One thing I did learn: we are not always in control of what happens to us, but in time we can learn to be in control of how we react. People can seek to control us or manipulate us and others can actually be genuine in helping us, even when that so called help can hurt us. My mom wasn’t perfect, but she did what she could do to contribute and dedicate herself to what touched her heart. Although there were things out of her control, she trusted in God that at least her strength and understanding of herself and her world would come from that faith. Her death might not have been in her control, but she learned to love, trust and encourage others, and bring that shining smile.
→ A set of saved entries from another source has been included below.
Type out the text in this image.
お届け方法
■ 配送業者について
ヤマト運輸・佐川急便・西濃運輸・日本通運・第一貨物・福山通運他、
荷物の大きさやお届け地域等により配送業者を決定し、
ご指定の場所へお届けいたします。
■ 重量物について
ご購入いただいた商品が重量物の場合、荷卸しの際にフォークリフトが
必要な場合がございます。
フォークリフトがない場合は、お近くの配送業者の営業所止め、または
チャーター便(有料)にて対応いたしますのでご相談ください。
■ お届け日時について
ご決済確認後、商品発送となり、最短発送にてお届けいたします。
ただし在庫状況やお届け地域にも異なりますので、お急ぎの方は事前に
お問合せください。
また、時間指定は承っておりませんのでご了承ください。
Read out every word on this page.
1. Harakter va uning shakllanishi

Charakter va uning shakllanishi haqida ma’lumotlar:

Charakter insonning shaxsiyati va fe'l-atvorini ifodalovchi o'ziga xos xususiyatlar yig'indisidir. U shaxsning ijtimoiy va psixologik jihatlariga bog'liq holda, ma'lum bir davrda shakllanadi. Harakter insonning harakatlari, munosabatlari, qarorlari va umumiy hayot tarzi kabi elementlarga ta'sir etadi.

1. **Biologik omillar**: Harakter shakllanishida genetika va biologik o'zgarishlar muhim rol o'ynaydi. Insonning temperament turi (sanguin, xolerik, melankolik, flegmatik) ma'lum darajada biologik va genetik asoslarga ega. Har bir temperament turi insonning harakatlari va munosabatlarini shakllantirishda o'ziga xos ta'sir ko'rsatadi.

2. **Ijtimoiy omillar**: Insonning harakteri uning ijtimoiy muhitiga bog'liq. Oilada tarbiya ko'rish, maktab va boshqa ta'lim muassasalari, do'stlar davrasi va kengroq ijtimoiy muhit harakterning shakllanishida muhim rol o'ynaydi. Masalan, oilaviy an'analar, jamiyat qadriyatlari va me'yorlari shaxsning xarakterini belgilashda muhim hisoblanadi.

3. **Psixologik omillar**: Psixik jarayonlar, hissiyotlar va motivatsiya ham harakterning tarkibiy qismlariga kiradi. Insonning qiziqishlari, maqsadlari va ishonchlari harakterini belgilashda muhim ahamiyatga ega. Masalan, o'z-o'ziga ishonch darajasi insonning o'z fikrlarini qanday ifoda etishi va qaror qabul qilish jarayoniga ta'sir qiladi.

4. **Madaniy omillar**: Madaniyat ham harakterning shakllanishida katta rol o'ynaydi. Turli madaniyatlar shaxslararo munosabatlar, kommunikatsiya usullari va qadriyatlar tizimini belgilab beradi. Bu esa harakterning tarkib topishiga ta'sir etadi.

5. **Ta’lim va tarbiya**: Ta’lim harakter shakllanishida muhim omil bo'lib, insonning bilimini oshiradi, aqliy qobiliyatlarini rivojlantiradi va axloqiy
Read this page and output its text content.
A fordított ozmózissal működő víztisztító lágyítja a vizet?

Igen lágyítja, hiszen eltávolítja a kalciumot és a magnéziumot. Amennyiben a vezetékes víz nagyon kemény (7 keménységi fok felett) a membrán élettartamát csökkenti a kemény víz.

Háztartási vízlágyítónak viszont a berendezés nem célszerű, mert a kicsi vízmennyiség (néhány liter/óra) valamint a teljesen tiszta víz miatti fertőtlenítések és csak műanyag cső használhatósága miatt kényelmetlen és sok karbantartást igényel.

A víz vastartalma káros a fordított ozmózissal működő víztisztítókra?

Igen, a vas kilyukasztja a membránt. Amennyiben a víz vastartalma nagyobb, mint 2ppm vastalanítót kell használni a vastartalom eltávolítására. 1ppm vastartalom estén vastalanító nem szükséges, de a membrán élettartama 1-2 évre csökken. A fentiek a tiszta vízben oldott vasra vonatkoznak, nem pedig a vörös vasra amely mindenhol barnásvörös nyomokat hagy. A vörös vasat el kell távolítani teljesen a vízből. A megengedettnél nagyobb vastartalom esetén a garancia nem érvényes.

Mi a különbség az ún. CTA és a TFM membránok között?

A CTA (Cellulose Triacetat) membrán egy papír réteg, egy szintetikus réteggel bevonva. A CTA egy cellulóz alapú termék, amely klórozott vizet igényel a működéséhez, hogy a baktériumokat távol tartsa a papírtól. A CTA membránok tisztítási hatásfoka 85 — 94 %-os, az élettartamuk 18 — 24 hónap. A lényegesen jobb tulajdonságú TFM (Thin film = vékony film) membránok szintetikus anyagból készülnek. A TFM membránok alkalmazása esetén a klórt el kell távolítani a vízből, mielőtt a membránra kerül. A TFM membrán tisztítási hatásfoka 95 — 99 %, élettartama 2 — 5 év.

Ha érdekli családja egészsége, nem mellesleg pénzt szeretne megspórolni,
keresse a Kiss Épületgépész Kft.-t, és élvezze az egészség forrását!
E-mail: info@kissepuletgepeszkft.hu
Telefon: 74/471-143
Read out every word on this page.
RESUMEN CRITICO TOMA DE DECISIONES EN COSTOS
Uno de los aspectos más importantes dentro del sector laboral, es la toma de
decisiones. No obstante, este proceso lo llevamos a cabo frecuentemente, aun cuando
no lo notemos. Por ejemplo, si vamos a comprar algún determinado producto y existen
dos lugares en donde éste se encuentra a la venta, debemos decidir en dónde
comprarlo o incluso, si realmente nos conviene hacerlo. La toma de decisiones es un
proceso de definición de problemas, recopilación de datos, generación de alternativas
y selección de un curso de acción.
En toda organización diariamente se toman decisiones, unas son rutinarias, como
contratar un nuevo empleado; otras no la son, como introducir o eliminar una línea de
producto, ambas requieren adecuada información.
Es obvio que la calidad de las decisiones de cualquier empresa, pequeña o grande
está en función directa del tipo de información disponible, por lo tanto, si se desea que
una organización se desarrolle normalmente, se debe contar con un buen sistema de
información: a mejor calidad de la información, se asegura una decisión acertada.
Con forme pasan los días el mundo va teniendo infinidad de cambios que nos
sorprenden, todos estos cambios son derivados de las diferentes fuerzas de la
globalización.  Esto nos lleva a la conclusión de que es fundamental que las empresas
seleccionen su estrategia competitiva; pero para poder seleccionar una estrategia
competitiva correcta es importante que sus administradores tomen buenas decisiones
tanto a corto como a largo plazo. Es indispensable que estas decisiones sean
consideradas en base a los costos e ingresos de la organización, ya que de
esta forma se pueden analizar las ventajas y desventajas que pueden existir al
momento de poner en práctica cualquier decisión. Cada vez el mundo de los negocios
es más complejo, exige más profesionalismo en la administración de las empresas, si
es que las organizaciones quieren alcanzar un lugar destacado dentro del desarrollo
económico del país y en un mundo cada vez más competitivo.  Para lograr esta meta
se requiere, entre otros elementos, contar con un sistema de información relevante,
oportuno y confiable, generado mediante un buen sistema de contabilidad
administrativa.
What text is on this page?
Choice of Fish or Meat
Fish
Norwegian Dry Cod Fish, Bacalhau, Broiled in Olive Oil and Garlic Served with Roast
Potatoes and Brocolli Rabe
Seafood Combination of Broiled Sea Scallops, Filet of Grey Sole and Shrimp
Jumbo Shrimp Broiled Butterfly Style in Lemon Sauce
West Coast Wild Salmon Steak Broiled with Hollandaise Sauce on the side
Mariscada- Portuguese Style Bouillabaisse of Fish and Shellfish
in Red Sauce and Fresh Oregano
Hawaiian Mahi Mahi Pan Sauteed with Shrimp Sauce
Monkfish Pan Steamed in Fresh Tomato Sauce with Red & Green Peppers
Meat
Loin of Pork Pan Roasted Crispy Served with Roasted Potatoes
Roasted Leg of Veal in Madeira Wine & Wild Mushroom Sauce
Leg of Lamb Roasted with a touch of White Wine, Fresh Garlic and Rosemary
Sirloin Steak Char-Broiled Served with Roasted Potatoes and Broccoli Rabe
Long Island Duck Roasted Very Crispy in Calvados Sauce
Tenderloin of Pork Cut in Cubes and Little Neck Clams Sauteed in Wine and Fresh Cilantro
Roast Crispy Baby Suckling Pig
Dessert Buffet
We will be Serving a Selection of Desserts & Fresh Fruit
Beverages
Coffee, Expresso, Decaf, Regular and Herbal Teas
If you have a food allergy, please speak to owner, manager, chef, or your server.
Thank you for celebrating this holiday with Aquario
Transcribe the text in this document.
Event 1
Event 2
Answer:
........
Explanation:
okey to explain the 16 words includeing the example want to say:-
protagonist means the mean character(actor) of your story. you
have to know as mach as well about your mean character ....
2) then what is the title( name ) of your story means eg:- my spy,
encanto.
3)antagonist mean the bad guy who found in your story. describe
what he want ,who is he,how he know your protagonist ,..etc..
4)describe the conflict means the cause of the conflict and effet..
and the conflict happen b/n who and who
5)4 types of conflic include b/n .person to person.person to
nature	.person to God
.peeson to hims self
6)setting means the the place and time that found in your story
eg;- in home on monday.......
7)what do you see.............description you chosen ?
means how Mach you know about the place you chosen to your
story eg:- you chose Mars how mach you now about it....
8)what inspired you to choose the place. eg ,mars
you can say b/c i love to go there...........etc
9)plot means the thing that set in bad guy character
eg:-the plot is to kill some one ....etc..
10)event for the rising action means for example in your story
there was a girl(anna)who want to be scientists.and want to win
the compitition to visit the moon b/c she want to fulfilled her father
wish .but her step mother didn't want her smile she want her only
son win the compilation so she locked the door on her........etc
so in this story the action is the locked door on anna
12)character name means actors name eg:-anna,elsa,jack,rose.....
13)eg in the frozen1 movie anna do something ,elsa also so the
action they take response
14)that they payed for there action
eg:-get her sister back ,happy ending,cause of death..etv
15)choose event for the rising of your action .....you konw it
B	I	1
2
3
We may not be in control of how we die, I really don’t see how we could be, let alone should be, after all we are not the ones who bring ourselves into this world of chaos. What we leave behind, even at the very end can, in some unseen way, bring hope and dignity to others that they can continue and make their own. If we were in charge of how we died, would we change how we live? That’s a rhetorical question by the way. Just something to think about. Since death and life can happen in an instant of love or hatred or absolute carelessness, let dignity not be something to grasp with flailing hands, but since we already have it and can be careless with it, we must be careful how we hold ourselves, and be an example of love and respect to those who have difficulty taking their next breath, yet yearning to be alive.

It was difficult seeing my mother on a breathing tube as she passed away on that bed. Even now I can feel some emotion rising. She might have looked “undignified”, or strange or even without life in that moment. But it was her endearing spirit that rose above her own struggles and complexities to the life she was given. I can say that, that was and always will be more than dignified, that is love. And love has to get her hands dirty.


One thought on “A Dignified LIfe is a Dignified Death

  1. “One thing I did learn: we are not always in control of what happens to us, but in time we can learn to be in control of how we react.”

    This is a great message, part of an even greater post. The environment is not something we can control, which includes people and of course “things” within the environment. However, we can control how we react to the environment. This is a concept I definitely understand, so it is interesting to see this message on your post.

    I cannot erase the pain someone feels during a loss, therefore, it is futile to try. The very best we can do is hold dear to everything that brought us joy, while they were in our presence. Those memories will remain forever, though the individual is no longer physically present. As the anniversary of her transition comes around, I want to wish you well during the time. All the best going forward.